Just Recently, a Massive Write-Down, Warren Buffett's "Largest Investment Failure," But He's Still the Guru
When an investment's book value is cut in half within a few years, it usually means complete failure—but when the protagonist is Warren Buffett, the story may need to be interpreted from a different angle.
On August 2 (Saturday), Berkshire Hathaway, led by Warren Buffett, disclosed in regulatory filings that it had written down its investment in Kraft Heinz (Kraft Heinz) by $38 billion, reducing the book value of its investment to $84 billion, a significant decrease from over $170 billion at the end of 2017.
This event has vindicated the outside judgment on this investment failure, but an analysis by Britain's Financial Times points out that due to the favorable terms Buffett secured in the transaction, he is still a winner even in this recognized "Waterloo."
A Rare Failure: A Portion of an Investment Cut in Half
For Buffett, who is now 94 years old, this write-down is undoubtedly one of his rare heavy setbacks. Berkshire Hathaway has made it clear that part of the reason for this write-down is the continued decline in Kraft Heinz's fair value.
In 2015, Buffett played a key role as a pusher to merge Kraft and Heinz. However, since the merger, the stock price of this packaged food giant has fallen by 62%, while the S&P 500 index has risen by 202%. The huge disparity makes this investment seem all the more striking.
Edward Jones analyst Kyle Sanders flatly states that this write-down "should have been done earlier" and calls it one of Buffett's greatest mistakes in recent decades.
In recent months, Berkshire Hathaway has begun to distance itself from Kraft Heinz. In May, Kraft Heinz announced that Berkshire Hathaway had given up its seat on the company's board. Analyst Sanders believes that giving up the seat and this write-down "are providing more flexibility for future possible exit."
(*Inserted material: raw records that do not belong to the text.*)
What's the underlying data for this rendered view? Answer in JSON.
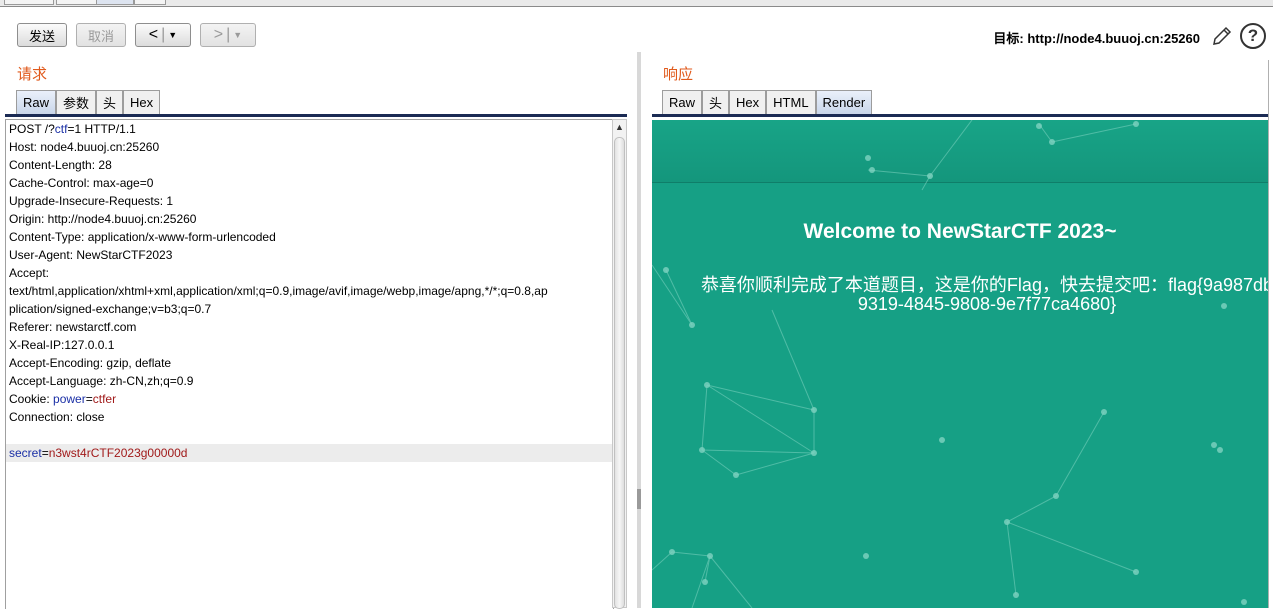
{
  "toolbar": {
    "send_label": "发送",
    "cancel_label": "取消",
    "back_glyph": "<",
    "forward_glyph": ">",
    "dropdown_glyph": "▼",
    "target_label": "目标: http://node4.buuoj.cn:25260"
  },
  "request": {
    "title": "请求",
    "tabs": [
      "Raw",
      "参数",
      "头",
      "Hex"
    ],
    "active_tab": "Raw",
    "lines": [
      [
        {
          "t": "POST /?"
        },
        {
          "t": "ctf",
          "c": "k"
        },
        {
          "t": "=1 HTTP/1.1"
        }
      ],
      [
        {
          "t": "Host: node4.buuoj.cn:25260"
        }
      ],
      [
        {
          "t": "Content-Length: 28"
        }
      ],
      [
        {
          "t": "Cache-Control: max-age=0"
        }
      ],
      [
        {
          "t": "Upgrade-Insecure-Requests: 1"
        }
      ],
      [
        {
          "t": "Origin: http://node4.buuoj.cn:25260"
        }
      ],
      [
        {
          "t": "Content-Type: application/x-www-form-urlencoded"
        }
      ],
      [
        {
          "t": "User-Agent: NewStarCTF2023"
        }
      ],
      [
        {
          "t": "Accept:"
        }
      ],
      [
        {
          "t": "text/html,application/xhtml+xml,application/xml;q=0.9,image/avif,image/webp,image/apng,*/*;q=0.8,ap"
        }
      ],
      [
        {
          "t": "plication/signed-exchange;v=b3;q=0.7"
        }
      ],
      [
        {
          "t": "Referer: newstarctf.com"
        }
      ],
      [
        {
          "t": "X-Real-IP:127.0.0.1"
        }
      ],
      [
        {
          "t": "Accept-Encoding: gzip, deflate"
        }
      ],
      [
        {
          "t": "Accept-Language: zh-CN,zh;q=0.9"
        }
      ],
      [
        {
          "t": "Cookie: "
        },
        {
          "t": "power",
          "c": "k"
        },
        {
          "t": "="
        },
        {
          "t": "ctfer",
          "c": "v"
        }
      ],
      [
        {
          "t": "Connection: close"
        }
      ],
      [
        {
          "t": ""
        }
      ],
      [
        {
          "t": "secret",
          "c": "k"
        },
        {
          "t": "="
        },
        {
          "t": "n3wst4rCTF2023g00000d",
          "c": "v"
        }
      ]
    ],
    "highlight_line": 18
  },
  "response": {
    "title": "响应",
    "tabs": [
      "Raw",
      "头",
      "Hex",
      "HTML",
      "Render"
    ],
    "active_tab": "Render",
    "welcome": "Welcome to NewStarCTF 2023~",
    "flag_text": "恭喜你顺利完成了本道题目，这是你的Flag，快去提交吧：flag{9a987db\n9319-4845-9808-9e7f77ca4680}"
  },
  "colors": {
    "section_title": "#e05a1c",
    "render_bg": "#16a085",
    "key_blue": "#1a2fa6",
    "value_red": "#a11a1a"
  },
  "icons": [
    "pencil-icon",
    "help-icon",
    "scroll-up-icon"
  ]
}
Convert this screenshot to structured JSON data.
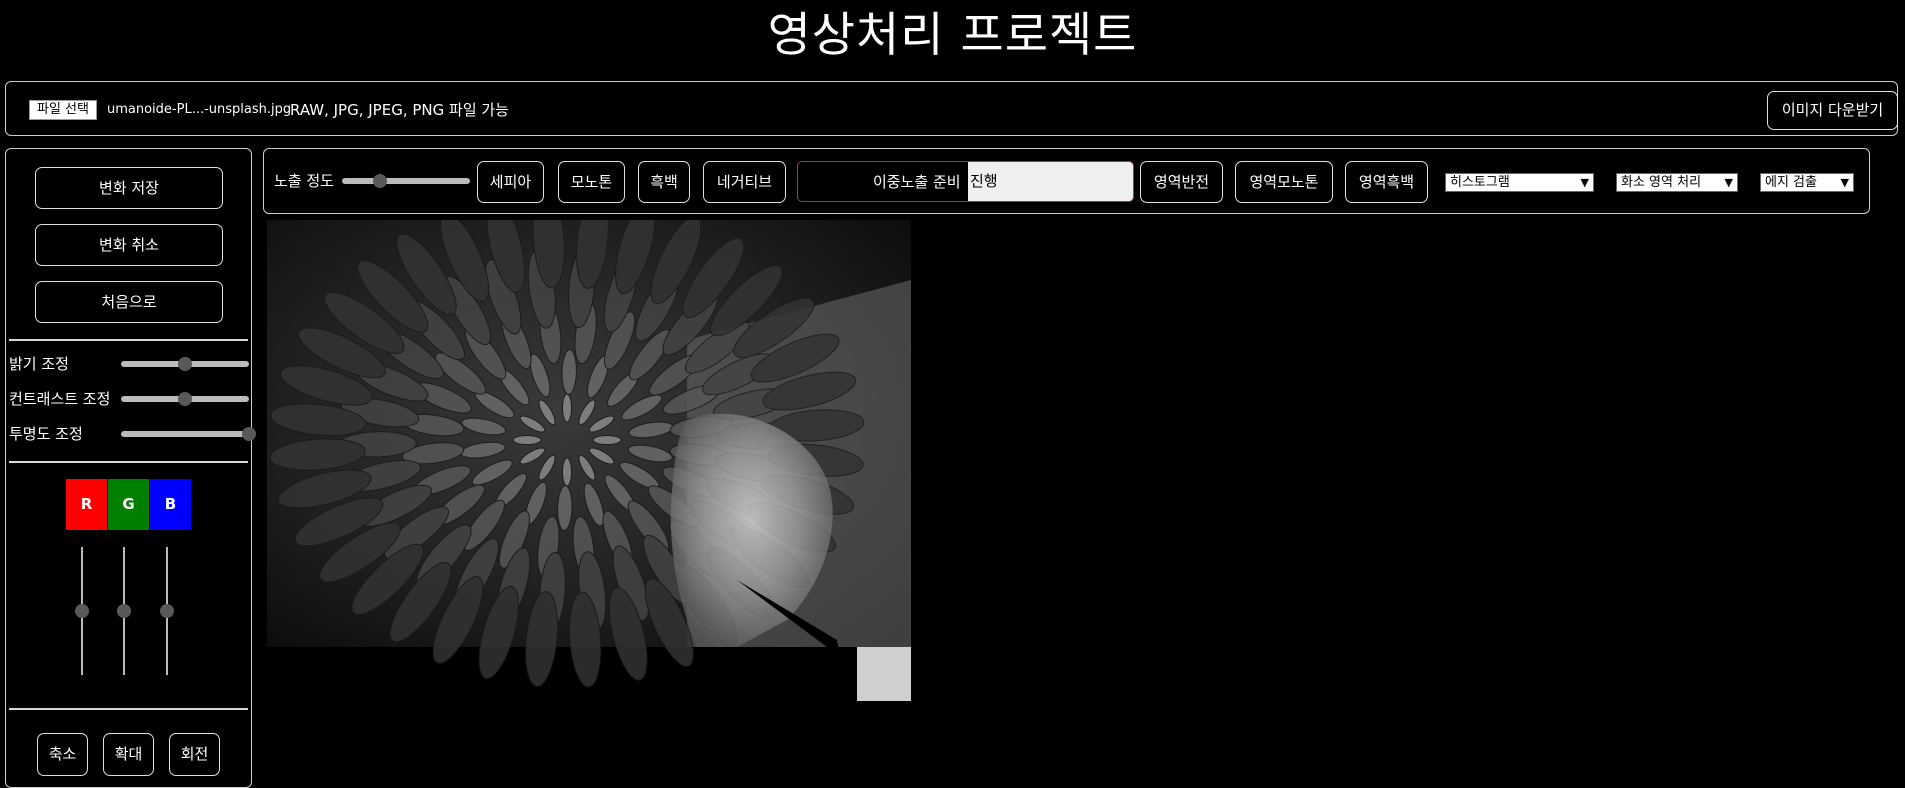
{
  "title": "영상처리 프로젝트",
  "file_bar": {
    "choose_label": "파일 선택",
    "file_name": "umanoide-PL...-unsplash.jpg",
    "note": "RAW, JPG, JPEG, PNG 파일 가능",
    "download_label": "이미지 다운받기"
  },
  "sidebar": {
    "save_label": "변화 저장",
    "undo_label": "변화 취소",
    "reset_label": "처음으로",
    "sliders": [
      {
        "label": "밝기 조정",
        "value": 0.5
      },
      {
        "label": "컨트래스트 조정",
        "value": 0.5
      },
      {
        "label": "투명도 조정",
        "value": 1.0
      }
    ],
    "rgb": [
      {
        "label": "R",
        "color": "#ff0000",
        "value": 0.5
      },
      {
        "label": "G",
        "color": "#008000",
        "value": 0.5
      },
      {
        "label": "B",
        "color": "#0000ff",
        "value": 0.5
      }
    ],
    "shrink_label": "축소",
    "zoom_label": "확대",
    "rotate_label": "회전"
  },
  "toolbar": {
    "exposure_label": "노출 정도",
    "exposure_value": 0.3,
    "sepia_label": "세피아",
    "mono_label": "모노톤",
    "bw_label": "흑백",
    "negative_label": "네거티브",
    "double_label": "이중노출 준비",
    "double_value": "진행",
    "region_invert_label": "영역반전",
    "region_mono_label": "영역모노톤",
    "region_bw_label": "영역흑백",
    "histogram_select": "히스토그램",
    "pixel_select": "화소 영역 처리",
    "edge_select": "에지 검출"
  },
  "colors": {
    "background": "#000000",
    "text": "#ffffff",
    "double_border": "#c03030"
  }
}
The Other Side of the Story: Why the Guru is Still Not Losing?
Although the investment performance was poor, an analysis by Britain's Financial Times reveals another side to the story: betting against Buffett is usually not a good bet.
According to that media's Lex column, Berkshire Hathaway initially paid $43 billion for Heinz shares and added more investments during the merger period, making its total investment in Kraft Heinz common stock valued at $98 billion. Today, its holding of 27.4% of the company's shares is valued at approximately $88 billion.
From a book value perspective, it seems to be a loss, but calculations must include dividends. The Lex column points out that Berkshire Hathaway has received approximately $63 billion in cash dividend payments from this investment over the years. Therefore, comprehensive calculations (including $88 billion in share value and $63 billion in dividends) indicate that Buffett's total return on this common stock investment is still around 60%.
What's more noteworthy is that Buffett initially acquired Kraft Heinz preferred shares worth $80 billion at a much better price. This preferred share not only paid over $20 billion in dividends but was also fully redeemed three years later, generating a rapid and stable massive profit for Buffett.
Buffett's Fresh Contrast with Other Shareholders
Buffett's "invincible" reputation stands out even more when compared to other shareholders.
According to the Financial Times, for those who held shares in Kraft Foods from the time of the merger in 2015, their situation is indeed "meager." The total return rate over the past decade is only 8%. If they had chosen to invest in Unilever (Kraft Heinz's failed acquisition target in 2017), their funds would have almost doubled.
This is all confirmation of the two lessons presented in this report: first, two mediocre companies merging cannot produce an excellent company. Kraft Heinz is currently facing challenges from consumers switching to healthier foods, with the company expecting a 3% decline in revenue this year. Second, Buffett always manages to secure better deals for himself, which enables him to generate satisfactory results even from his worst mistakes.
This article is reprinted from "Wall Street Insight," author: Long Yue; edited by Yan Wencai of Zhitong Caijing.